Schools struggle with handling the loss of a student
Similar to most hard questions, the question of how a school should handle the death of a student is one that is as important as it is complicated.
To Evelina Pereira-Webber, a child and adolescent psychotherapist, the response to this question is central to the identity of the institution, as well as the environment it creates in all aspects of learning.
“A school is about life, and the other side of life is death, so if you don’t deal with death you’re really not dealing well with life,” explained Pereira-Webber.
For New Trier, the way in which the death of a student is managed underscores the complexity of each loss and creates a plan based on the many variables that accompany a death.
Tiffany Myers, the social work department chair, emphasized the fact that the response to a tragedy is unique to that tragedy.
“We ask a lot of questions and try to determine what is the most thoughtful and respectful way to work with someone’s passing,” explained Myers.
Myers emphasized, “What it [the course of action] doesn’t depend on is how important that person was. Whether we hang something on the wall or not, they are going to be missed.”
She added that, “there is no uniformity to how the school has handled deaths in the past. I think we try to think about each circumstance individually and be really mindful of all the parts.”
Similar to Myers, Sharon Rosman, the coordinator for school programs and the clinical site coordinator for Willow House, agreed that all losses differ in their variables.
“Every situation is different, every school is different, and every family is different– that must always be taken into account,” Rosman said.
While each situation is unique, both Rosman and Pereira-Webber urged schools to maintain a level of consistency in their response to the loss of a student.
“In the suicide literature, as well as suicide organizations, it is recommended that all school-community deaths be treated the same in terms of how they are memorialized. In other words, however the person dies, whether it’s by suicide, whether it’s by cancer, or by a car accident, they are honored and memorialized in the same types of ways,” Rosman advised.

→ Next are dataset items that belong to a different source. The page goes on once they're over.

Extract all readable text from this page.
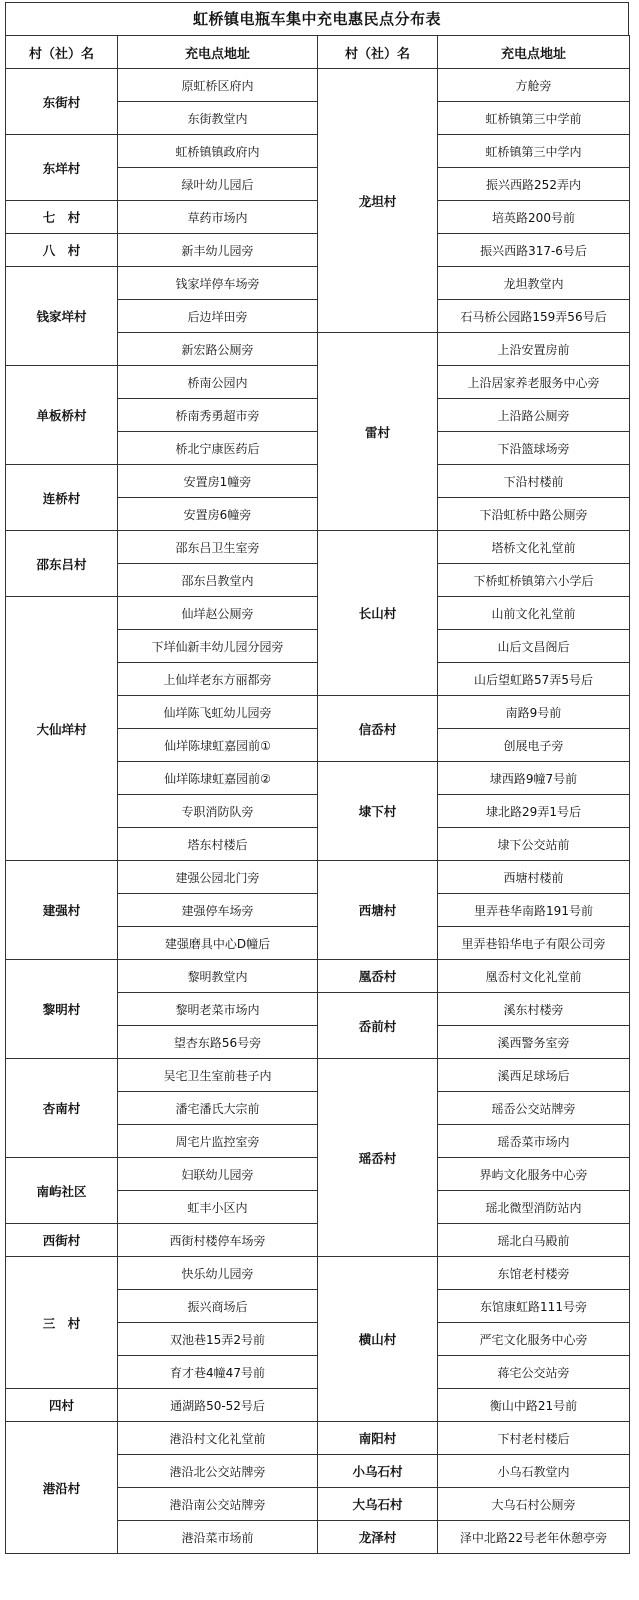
虹桥镇电瓶车集中充电惠民点分布表
村（社）名	充电点地址	村（社）名	充电点地址
东街村	原虹桥区府内	龙坦村	方舱旁
	东街教堂内		虹桥镇第三中学前
东垟村	虹桥镇镇政府内		虹桥镇第三中学内
	绿叶幼儿园后		振兴西路252弄内
七　村	草药市场内		培英路200号前
八　村	新丰幼儿园旁		振兴西路317-6号后
钱家垟村	钱家垟停车场旁		龙坦教堂内
	后边垟田旁		石马桥公园路159弄56号后
	新宏路公厕旁	雷村	上沿安置房前
单板桥村	桥南公园内		上沿居家养老服务中心旁
	桥南秀勇超市旁		上沿路公厕旁
	桥北宁康医药后		下沿篮球场旁
连桥村	安置房1幢旁		下沿村楼前
	安置房6幢旁		下沿虹桥中路公厕旁
邵东吕村	邵东吕卫生室旁	长山村	塔桥文化礼堂前
	邵东吕教堂内		下桥虹桥镇第六小学后
大仙垟村	仙垟赵公厕旁		山前文化礼堂前
	下垟仙新丰幼儿园分园旁		山后文昌阁后
	上仙垟老东方丽都旁		山后望虹路57弄5号后
	仙垟陈飞虹幼儿园旁	信岙村	南路9号前
	仙垟陈埭虹嘉园前①		创展电子旁
	仙垟陈埭虹嘉园前②	埭下村	埭西路9幢7号前
	专职消防队旁		埭北路29弄1号后
	塔东村楼后		埭下公交站前
建强村	建强公园北门旁	西塘村	西塘村楼前
	建强停车场旁		里弄巷华南路191号前
	建强磨具中心D幢后		里弄巷铅华电子有限公司旁
黎明村	黎明教堂内	凰岙村	凰岙村文化礼堂前
	黎明老菜市场内	岙前村	溪东村楼旁
	望杏东路56号旁		溪西警务室旁
杏南村	吴宅卫生室前巷子内	瑶岙村	溪西足球场后
	潘宅潘氏大宗前		瑶岙公交站牌旁
	周宅片监控室旁		瑶岙菜市场内
南屿社区	妇联幼儿园旁		界屿文化服务中心旁
	虹丰小区内		瑶北微型消防站内
西街村	西街村楼停车场旁		瑶北白马殿前
三　村	快乐幼儿园旁	横山村	东馆老村楼旁
	振兴商场后		东馆康虹路111号旁
	双池巷15弄2号前		严宅文化服务中心旁
	育才巷4幢47号前		蒋宅公交站旁
四村	通湖路50-52号后		衡山中路21号前
港沿村	港沿村文化礼堂前	南阳村	下村老村楼后
	港沿北公交站牌旁	小乌石村	小乌石教堂内
	港沿南公交站牌旁	大乌石村	大乌石村公厕旁
	港沿菜市场前	龙泽村	泽中北路22号老年休憩亭旁
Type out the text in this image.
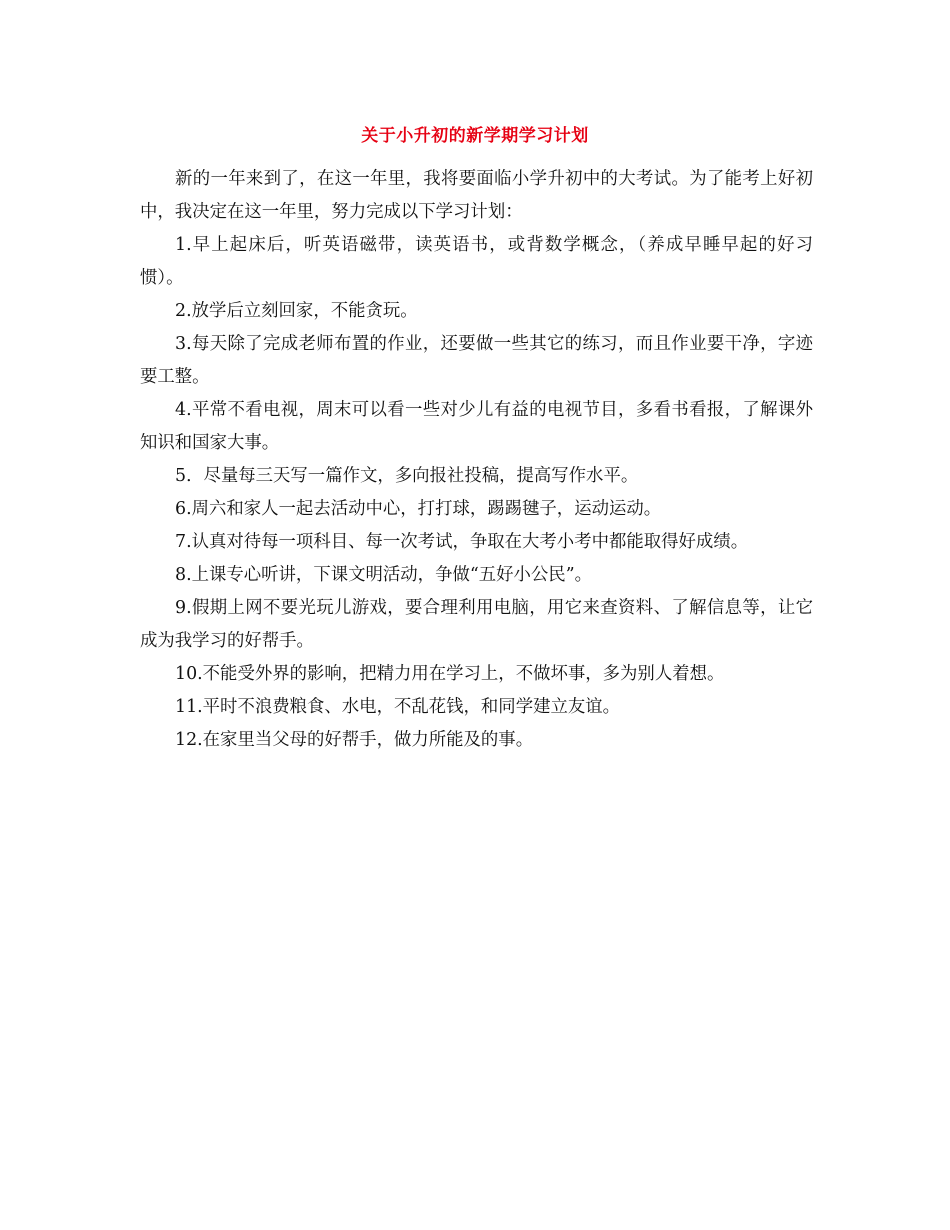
关于小升初的新学期学习计划

新的一年来到了，在这一年里，我将要面临小学升初中的大考试。为了能考上好初中，我决定在这一年里，努力完成以下学习计划：

1.早上起床后，听英语磁带，读英语书，或背数学概念，（养成早睡早起的好习惯）。

2.放学后立刻回家，不能贪玩。

3.每天除了完成老师布置的作业，还要做一些其它的练习，而且作业要干净，字迹要工整。

4.平常不看电视，周末可以看一些对少儿有益的电视节目，多看书看报，了解课外知识和国家大事。

5．尽量每三天写一篇作文，多向报社投稿，提高写作水平。

6.周六和家人一起去活动中心，打打球，踢踢毽子，运动运动。

7.认真对待每一项科目、每一次考试，争取在大考小考中都能取得好成绩。

8.上课专心听讲，下课文明活动，争做“五好小公民”。

9.假期上网不要光玩儿游戏，要合理利用电脑，用它来查资料、了解信息等，让它成为我学习的好帮手。

10.不能受外界的影响，把精力用在学习上，不做坏事，多为别人着想。

11.平时不浪费粮食、水电，不乱花钱，和同学建立友谊。

12.在家里当父母的好帮手，做力所能及的事。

Pereira-Webber agreed that consistency is crucial, especially in the case of death by suicide, to ensure that some losses are not viewed as greater than others.
“It becomes a situation where if someone dies by suicide they are punished, and people won’t talk,” Pereira-Webber said, referencing the way in which many schools ignore suicide.
One such example of painful inconsistency, Pereira-Webber described, was growing up in a Catholic school where if a student died by suicide they would not be given a mass.
To Pereira-Webber a large part of the inconsistencies with regard to the response to death are based upon fears.
“I think that grown-ups get so scared of the death of a child, that they don’t talk about it, because it is everyone’s biggest fear, it is everyone’s nightmare,” Pereira-Webber said.
Beyond the fear of death itself, Rosman suggests that in part the reluctance to treat deaths equally comes from a fear of contagion.
“Schools may be fearful of romanticizing and glamorizing suicide in their efforts to memorialize someone, so they are often cautious in what they do,” Rosman observed.
Rosman continued, adding that “suicide is very stigmatized in our society, and filled with so much blame and shame, that people often don’t want to talk about it, think about it, or acknowledge it.”
Aside from the way in which deaths are handled in comparison to one another, both Rosman and Pereira-Webber highlighted the importance of a school offering students the opportunity to talk through their feelings surrounding the death.
“It stays with you if you don’t talk about it, and work through it,” stressed Pereira-Webber.
One key aspect of these conversations which is often forgotten is the way in which the teachers and the administration approach talking through the loss.
In an article titled “Confirming Life,” Pereira-Webber wrote “In the aftermath of a loss, a school’s leaders set a tone, and that tone exerts a strong influence on everyone.”
While each professional viewed the ideal response to a loss differently, they each agreed with Rosman in that no death, least of all death by suicide, has a simple answer.
Rossman said, “Suicide deaths are very complicated,” Rossman said. “And it’s often challenging for schools to know exactly how to deal with it.”